There is no essential regulatory guidance on Blockchain technology and therefore a number of risks to crypto holders are involved. Bitcoin was designed to be decentralized and transparent, but the core framework was expanded by updated features such as off-chain transactions—where deals are not publicly trackable and when transactions are completed, they are not actually transactions written to the public leader.

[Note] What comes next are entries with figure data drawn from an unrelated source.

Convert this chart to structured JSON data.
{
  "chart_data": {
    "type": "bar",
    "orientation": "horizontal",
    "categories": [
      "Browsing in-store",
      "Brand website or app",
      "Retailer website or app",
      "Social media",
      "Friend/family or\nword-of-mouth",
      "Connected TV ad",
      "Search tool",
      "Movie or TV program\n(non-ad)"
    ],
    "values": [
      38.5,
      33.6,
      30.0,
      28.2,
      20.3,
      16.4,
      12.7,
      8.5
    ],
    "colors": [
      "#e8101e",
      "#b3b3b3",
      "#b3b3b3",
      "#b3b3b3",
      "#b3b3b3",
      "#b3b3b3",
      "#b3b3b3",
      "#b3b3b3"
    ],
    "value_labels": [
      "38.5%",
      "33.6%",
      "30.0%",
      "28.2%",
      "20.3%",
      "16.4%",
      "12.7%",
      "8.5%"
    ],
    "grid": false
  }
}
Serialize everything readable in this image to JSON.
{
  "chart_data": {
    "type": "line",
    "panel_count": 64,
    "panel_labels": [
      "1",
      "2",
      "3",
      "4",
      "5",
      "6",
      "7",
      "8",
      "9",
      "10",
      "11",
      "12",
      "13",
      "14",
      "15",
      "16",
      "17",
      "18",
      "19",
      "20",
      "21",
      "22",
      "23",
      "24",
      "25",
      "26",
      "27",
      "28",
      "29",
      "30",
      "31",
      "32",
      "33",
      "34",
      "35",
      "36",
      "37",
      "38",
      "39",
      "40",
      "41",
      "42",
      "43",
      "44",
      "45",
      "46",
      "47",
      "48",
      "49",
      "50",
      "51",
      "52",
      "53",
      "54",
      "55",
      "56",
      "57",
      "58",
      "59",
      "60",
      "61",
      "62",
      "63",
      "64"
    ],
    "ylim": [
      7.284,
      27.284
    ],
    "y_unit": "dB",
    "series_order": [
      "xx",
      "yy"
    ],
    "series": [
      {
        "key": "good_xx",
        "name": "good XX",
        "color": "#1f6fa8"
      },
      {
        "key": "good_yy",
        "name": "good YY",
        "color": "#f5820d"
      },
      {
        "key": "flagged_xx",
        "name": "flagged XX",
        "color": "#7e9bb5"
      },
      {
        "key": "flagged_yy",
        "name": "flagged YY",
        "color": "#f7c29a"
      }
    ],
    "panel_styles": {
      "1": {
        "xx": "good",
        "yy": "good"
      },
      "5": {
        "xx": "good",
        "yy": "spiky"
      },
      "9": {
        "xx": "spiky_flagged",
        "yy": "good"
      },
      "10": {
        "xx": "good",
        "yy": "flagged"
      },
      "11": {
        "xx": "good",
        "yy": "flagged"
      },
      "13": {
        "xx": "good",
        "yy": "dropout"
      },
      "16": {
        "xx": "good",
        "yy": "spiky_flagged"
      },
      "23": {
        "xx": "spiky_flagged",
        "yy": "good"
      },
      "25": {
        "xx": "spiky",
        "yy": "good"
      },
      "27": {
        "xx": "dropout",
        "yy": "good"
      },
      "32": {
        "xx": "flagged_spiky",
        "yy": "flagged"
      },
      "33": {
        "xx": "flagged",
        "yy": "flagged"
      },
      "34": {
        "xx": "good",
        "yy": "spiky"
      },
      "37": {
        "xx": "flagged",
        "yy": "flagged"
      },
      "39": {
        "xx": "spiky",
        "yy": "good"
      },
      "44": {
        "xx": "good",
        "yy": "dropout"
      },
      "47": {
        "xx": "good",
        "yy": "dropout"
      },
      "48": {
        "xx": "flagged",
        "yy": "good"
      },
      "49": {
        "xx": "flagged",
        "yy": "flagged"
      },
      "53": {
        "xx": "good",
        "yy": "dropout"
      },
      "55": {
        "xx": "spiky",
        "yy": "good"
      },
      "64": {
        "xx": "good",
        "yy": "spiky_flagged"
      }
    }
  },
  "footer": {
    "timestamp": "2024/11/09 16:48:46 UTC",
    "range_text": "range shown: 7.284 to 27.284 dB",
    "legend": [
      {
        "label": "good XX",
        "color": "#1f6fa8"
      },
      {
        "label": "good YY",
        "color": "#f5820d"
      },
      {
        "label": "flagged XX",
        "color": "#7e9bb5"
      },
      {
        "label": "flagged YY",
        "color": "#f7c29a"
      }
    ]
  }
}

This lack of visibility in any financial environment is a problem and this is just one problem of cryptocurrencies like Bitcoin based in Blockchain. Blockchain has inherent in its framework instabilities: They cannot be fixed and ultimately lead to a poor store of money and savings. Moreover, increased use of cryptocurrencies such as Bitcoin from blockchain will only serve to exacerbate these problems. And when people use crypto, using blockchain as the distributed book of choice, these issues are growing and expose the end of their lives. These weak points will not be advertised exactly by crypto traders.
The Instability
There are rapid and severe changes in the values of cryptocurrencies. The increase of price over the recent weeks has been not the start of an adjustment, probably triggered by a decline in the US dollar and by an apparent "safe haven" for investors during the pandemic of coronavirus. It should be remembered that Bitcoin is volatile historically. This year, the price slid half-time between February and March before the price doubled between November and year-end. Only hours later, even after its January 3 record, its value dropped by nearly 15 per cent. Since cryptocurrencies have no value, they are purely speculative. their value. Cryptocurrencies do not also serve any other purpose than a store of values, unlike other financial assets such as gold — which has other uses such as electronic device, medical equipment and jeweler. As a result, the price and the longevity of cryptocurrencies are not connected, so that the bubble around them can burst at any time.
Manipulation
The above-mentioned off-chain transactions are especially problematic for users of cryptocurrency, as they are not written to blockchain individually. That means people can buy and sell crypto coins without the broader consensus blockchain—mainly undermining the whole reason for using the technology. Blockchain is intended as an environment without trust: every transaction requires consensus on the different nodes on the system, so it is almost impossible to manipulate any individual actor. However, off-line sales are dependent on the people who manage the transactions that open the door to foul play. Off-chain transactions have already been discovered before they have been written in the blockchain. Find out more at Bitcoin Power.
Undermine Finance
Bitcoin cannot be referred to by "digital gold" investors because it does not have the features to make it a good value store. Gold is intrinsically valuable and in a final supply: it is in existence in a fixed quantity and cannot be produced simply from the thin air. While Bitcoin may be considered to be finite because of its limited amount, the number of other cryptocurrencies that can be created is not limited. This ability to reproducing cryptocurrencies continually dilutes its value throughout time so that people never store their money safely.
Not for Mass
With the global expansion of blockchain-based cryptography, their speed and scale are obviously limited. In order to write transactions to a blockchain, it takes huge computer time and energy and, therefore, less than 10 transactions per second. Without reconstructing the original Blockchain technology framework, this slow speed cannot be improved. But even if successful, the increases would mean that the blockchain doesn't have the same security or the same abilities as before and would be modifiable.